1. Cover your assets
Wherever possible provide your staff with company-owned equipment and ensure this is enrolled in some sort of device management platform. This will give you:
- Visibility over the health of the device – is it up to date, is the anti-virus current and working?
- Ability to implement device security policies like:
- local disk encryption, should the device be lost or stolen
- Enforcing strong passwords
- Remove the ability for employees to install any random app they find
2. Strengthen your authentication
Whatever systems you have in place, you need to provide access to them and that means a username and a password – yes I’m sorry to tell you that despite the media hype this is still a thing and it will be for the foreseeable future. MFA is the best option here and we have a whole other blog about that here which you should read. Just make sure that you apply MFA anywhere and everywhere and that you combine it with good password hygiene (again more info on that here).

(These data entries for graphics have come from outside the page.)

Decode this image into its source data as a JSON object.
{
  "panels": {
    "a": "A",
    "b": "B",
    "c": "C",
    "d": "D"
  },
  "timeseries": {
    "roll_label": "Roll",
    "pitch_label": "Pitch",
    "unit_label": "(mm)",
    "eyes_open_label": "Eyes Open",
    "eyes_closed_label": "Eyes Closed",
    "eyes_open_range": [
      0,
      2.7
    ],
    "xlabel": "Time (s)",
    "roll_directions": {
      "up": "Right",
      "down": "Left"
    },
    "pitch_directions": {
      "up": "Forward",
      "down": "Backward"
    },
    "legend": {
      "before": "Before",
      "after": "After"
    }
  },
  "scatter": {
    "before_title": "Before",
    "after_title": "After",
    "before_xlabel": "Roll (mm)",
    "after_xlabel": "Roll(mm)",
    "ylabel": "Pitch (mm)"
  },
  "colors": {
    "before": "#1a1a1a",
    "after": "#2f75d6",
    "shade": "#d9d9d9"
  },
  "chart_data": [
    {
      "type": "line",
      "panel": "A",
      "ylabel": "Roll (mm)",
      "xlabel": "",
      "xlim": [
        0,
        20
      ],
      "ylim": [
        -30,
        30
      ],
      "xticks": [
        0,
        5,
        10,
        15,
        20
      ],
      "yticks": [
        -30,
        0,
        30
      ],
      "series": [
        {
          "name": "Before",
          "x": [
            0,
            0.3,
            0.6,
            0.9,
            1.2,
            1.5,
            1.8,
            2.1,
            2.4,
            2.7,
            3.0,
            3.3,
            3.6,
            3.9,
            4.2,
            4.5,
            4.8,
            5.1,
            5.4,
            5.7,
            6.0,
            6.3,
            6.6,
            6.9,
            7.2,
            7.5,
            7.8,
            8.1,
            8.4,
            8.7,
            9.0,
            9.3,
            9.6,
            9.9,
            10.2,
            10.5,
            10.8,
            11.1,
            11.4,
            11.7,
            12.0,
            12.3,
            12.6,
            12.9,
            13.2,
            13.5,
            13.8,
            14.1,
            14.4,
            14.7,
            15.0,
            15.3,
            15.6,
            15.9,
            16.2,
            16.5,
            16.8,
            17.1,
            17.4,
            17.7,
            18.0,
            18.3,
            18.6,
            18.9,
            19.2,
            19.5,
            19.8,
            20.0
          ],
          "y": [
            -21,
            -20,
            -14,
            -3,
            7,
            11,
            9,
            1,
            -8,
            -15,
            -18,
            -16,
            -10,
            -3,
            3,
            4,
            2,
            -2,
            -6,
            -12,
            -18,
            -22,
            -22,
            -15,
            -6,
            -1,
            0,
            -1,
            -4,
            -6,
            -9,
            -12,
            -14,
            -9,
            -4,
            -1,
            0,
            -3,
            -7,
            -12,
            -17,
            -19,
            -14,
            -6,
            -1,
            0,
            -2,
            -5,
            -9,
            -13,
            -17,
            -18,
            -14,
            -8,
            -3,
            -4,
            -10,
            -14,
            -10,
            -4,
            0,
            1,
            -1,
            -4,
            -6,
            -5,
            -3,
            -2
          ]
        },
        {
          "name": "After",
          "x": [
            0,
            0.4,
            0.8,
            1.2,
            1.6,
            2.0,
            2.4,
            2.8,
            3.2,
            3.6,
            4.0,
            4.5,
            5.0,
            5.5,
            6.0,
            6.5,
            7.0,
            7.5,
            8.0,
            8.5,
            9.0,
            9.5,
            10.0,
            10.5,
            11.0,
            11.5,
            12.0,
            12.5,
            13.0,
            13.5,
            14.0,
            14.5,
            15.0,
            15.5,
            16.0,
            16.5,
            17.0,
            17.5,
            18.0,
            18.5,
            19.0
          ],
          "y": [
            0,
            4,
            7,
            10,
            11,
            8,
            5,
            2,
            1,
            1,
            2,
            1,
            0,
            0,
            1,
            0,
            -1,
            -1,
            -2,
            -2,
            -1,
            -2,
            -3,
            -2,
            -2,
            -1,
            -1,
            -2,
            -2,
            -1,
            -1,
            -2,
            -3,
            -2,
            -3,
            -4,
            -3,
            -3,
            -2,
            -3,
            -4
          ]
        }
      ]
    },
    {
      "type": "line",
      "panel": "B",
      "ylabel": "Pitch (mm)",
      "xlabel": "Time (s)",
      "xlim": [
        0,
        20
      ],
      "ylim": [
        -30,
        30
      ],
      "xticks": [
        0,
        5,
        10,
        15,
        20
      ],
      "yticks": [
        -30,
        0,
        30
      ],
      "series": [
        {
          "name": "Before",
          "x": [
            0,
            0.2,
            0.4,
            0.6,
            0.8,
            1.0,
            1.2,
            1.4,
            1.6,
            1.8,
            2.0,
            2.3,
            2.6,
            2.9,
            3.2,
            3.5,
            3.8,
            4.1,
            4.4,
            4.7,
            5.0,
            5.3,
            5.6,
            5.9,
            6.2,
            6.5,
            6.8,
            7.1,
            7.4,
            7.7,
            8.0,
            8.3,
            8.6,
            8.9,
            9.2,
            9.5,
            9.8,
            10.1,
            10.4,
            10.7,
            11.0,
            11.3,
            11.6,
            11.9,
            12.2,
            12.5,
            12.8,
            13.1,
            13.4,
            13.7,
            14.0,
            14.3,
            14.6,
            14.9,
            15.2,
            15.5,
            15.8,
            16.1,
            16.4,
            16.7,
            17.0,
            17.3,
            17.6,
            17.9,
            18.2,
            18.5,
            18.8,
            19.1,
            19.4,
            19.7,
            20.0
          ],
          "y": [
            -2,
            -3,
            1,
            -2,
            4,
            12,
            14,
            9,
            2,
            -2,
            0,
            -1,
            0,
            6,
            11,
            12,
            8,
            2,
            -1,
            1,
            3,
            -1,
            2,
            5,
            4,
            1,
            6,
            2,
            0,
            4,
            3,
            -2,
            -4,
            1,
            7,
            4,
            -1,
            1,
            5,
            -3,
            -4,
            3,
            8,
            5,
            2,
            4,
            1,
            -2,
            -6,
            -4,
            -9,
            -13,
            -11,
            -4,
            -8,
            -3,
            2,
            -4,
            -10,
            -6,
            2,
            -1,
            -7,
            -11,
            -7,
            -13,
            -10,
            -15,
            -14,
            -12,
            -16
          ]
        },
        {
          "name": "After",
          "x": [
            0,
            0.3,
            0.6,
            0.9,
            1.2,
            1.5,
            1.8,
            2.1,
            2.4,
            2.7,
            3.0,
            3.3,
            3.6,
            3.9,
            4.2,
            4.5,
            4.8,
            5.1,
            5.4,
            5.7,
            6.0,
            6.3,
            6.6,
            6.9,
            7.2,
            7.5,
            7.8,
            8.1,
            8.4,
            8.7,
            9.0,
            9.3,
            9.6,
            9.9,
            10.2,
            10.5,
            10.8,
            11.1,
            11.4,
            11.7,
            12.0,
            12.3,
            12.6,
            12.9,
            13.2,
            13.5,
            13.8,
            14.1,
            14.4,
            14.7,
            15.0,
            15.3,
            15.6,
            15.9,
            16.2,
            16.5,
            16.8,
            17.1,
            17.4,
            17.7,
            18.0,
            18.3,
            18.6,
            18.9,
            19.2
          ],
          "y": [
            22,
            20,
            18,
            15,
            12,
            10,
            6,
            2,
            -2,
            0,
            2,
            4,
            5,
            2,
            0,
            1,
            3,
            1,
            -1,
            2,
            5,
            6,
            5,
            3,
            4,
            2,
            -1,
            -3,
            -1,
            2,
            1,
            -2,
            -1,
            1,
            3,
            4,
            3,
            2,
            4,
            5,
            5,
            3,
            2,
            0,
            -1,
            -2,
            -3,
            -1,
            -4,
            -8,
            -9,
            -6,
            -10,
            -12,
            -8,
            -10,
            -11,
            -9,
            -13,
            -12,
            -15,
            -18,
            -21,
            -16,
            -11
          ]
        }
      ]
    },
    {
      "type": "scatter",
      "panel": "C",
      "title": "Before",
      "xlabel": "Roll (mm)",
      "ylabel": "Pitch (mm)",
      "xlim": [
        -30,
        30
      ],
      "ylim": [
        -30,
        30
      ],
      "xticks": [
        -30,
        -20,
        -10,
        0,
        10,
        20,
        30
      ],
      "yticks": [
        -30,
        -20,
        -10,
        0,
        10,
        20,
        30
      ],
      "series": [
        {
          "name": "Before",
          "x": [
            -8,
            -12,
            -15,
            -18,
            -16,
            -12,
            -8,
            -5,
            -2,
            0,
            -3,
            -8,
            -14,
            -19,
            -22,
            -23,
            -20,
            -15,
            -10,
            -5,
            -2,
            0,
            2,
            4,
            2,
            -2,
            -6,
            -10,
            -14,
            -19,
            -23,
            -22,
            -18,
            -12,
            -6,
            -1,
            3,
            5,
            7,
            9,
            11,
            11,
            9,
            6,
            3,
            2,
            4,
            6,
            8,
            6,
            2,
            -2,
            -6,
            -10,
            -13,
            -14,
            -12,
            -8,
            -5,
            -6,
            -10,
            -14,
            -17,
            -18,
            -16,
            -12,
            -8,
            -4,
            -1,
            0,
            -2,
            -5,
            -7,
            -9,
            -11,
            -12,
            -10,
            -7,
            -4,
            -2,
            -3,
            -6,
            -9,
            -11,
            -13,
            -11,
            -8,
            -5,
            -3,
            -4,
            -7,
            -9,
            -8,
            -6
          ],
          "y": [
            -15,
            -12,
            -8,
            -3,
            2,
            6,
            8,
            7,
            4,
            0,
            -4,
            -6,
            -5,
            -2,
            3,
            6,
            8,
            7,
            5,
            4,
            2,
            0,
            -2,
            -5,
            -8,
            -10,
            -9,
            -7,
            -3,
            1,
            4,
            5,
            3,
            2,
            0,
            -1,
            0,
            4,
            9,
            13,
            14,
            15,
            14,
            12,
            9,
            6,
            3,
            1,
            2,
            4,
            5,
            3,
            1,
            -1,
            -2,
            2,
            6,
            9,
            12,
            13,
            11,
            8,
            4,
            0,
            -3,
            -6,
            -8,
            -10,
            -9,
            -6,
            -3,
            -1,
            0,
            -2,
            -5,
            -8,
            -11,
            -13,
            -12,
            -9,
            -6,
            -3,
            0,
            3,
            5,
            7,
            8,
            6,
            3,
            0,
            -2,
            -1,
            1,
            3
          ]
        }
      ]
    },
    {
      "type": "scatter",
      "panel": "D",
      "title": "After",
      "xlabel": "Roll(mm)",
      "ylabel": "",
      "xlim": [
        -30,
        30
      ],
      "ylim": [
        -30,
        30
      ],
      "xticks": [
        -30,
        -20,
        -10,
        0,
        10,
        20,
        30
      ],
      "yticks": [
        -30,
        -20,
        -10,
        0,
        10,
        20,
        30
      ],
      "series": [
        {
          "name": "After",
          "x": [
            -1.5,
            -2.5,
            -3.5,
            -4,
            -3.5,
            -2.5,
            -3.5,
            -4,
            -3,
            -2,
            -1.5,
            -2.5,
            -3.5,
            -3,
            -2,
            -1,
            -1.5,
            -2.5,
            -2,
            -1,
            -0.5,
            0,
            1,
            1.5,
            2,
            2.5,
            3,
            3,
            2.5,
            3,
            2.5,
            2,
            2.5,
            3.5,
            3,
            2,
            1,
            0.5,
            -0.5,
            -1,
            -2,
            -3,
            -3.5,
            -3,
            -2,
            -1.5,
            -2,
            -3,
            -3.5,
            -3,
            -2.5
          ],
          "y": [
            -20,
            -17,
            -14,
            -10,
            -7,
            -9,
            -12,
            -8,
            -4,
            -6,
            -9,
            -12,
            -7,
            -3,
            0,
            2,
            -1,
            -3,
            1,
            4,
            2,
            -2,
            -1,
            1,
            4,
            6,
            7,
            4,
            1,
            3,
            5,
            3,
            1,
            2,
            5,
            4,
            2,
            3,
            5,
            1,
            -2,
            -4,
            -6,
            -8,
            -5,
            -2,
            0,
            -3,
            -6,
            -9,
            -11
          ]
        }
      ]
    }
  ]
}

3. Permissions and files should be on a need to know basis
For non techies this basically means do not give your staff more than the bare minimum of access than they need for their day-to-day tasks. This includes:
- File permissions: Directors do not need access to HR files, engineers do not need access to payroll, etc
- Administrative rights: it is very rare that your typical user will need to install things on their device, so do not give them this permission. Instead create them a separate account they can use when this is required. This greatly reduces the chances of their account being exploited by an attacker or malware. Similarly, if you have a member of staff who dials into a backend system once a week/month for a report, don’t give them full admin rights, either give them the roles for that specific task or setup a separate account
4. Close up your VPNs
VPNs are a great way to connect your staff to services like good old-fashioned servers and applications (on-premise or cloud) but too often they’re wide open. Out of the box, your typical VPN will simply allow staff to browse anything and everything on the network and there are plenty of scenarios where this isn’t required. We should look to limit the scope of our VPNs to only what is necessary for our staff to work. Reason being is this VPN is ultimately a back door and it’s one you’re typically not watching because the perimeter security is being relied upon to stop the bad guys.
5. Conditional controls
This is more specific to cloud services but look to configure policies that check where your staff are connecting from, from what device and what the condition of that device is. You can very easily limit the access staff have based on this or deny access altogether.
6. Create a separate home network
My last tip is for those more technically minded: if you’re permanently working from home look to segment your network; what this means is you create a separate network just for your work stuff, tucked away from your kids’ tablets, PC’s and consoles, IOT devices that were an e-Bay bargain. Our home networks typically lack any form of security because they need to be easy to use and the grade of the equipment supplied by our ISP’s is far from great (that is why it is free!) so keeping our work devices away from this reduces our risks significantly.
So, ask yourself, do you think your business’ security “is good”?
Hopefully, this has helped you to see what questions need to be (re)asked to pick up those snags when we were hurriedly rolling this stuff out. You may also find this article about general home working useful.
Most of what I’ve talked about has little to no cost, a huge amount of this (with the exception of the rubbish routers your ISP will give you (no bitterness here)) is free; it’s baked into the tools and services you use, it just needs turning on.
And so, at the end of all that, take a step back and look at what you have and ask – “is this good?”